To break that down, you're more likely to do better with a step pyramid of band-boost/hi-pass stages.
Since radiation is inverse-square law, why not +40dB/dec? Or since reflected radiation is inverse-fourth, why not +80?
If your gain is not very particular, you might also be better off with a small capacitor coupling to a discrete transimpedance amplifier. You can get much better fT and noise figure that way.
Very quickly, one way or another, you're going to run into noise problems, and you'll want to use another method, like a multi band log detector (think spectrum analyzer). Each band has all the gain it wants, and adjusts to as much as it needs. Or given enough sampling and dynamic range, it can be done with an FFT as well.
Tim
Thanks for all the suggestions! Good that you mentioned the inverse law, it got me thinking. But the _power_ of reflected radiation goes down 1/r^4 which is 40 dB/decade.
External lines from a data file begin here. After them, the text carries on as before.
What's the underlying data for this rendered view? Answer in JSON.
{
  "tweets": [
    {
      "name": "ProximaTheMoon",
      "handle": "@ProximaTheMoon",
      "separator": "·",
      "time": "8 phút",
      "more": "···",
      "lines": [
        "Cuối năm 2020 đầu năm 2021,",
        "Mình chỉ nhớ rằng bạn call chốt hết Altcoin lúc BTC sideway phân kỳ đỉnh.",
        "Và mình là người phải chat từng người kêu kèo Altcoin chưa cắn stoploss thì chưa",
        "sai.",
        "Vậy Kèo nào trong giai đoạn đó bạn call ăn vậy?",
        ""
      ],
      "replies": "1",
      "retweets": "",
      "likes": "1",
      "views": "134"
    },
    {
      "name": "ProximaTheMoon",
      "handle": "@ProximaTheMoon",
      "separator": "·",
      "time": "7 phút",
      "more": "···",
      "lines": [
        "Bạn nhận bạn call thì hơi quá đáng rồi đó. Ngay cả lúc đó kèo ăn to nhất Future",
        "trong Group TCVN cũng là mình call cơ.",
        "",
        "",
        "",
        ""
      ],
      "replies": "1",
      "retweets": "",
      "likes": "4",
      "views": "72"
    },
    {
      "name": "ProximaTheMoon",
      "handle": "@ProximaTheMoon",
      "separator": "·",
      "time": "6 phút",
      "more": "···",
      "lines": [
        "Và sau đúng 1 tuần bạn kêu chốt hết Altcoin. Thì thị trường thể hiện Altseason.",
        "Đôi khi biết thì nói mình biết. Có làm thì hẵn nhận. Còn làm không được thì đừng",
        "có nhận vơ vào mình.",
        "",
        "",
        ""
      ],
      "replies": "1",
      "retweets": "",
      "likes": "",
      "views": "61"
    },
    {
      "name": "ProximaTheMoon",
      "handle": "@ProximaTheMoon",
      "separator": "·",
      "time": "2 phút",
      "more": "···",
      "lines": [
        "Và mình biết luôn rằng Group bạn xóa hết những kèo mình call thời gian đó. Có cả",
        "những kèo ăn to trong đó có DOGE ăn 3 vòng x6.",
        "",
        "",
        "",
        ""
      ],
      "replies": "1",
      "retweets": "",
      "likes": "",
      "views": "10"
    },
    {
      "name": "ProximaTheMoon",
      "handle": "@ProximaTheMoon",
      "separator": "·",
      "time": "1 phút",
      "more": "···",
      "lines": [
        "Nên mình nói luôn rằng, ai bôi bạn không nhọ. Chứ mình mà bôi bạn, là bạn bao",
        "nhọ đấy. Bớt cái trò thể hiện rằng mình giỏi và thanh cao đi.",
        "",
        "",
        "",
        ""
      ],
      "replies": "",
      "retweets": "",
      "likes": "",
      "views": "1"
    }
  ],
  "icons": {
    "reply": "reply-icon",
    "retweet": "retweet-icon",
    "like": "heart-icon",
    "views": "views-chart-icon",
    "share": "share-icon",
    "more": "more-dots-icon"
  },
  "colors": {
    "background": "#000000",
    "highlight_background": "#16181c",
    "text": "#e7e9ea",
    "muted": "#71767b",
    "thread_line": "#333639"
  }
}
But the received _voltage_ only goes down 20 dB/decade :) <- Edit: No, wrong, it is of course 40 dB/decade still because of 20*log etc.
I also redid some of my calculations and figured I can drop down the bandwidth a lot (no use amplifying such high frequencies which correspond to very long distances where my sensitivity is not going to be enough anyway) so doing it in one stage should be feasible.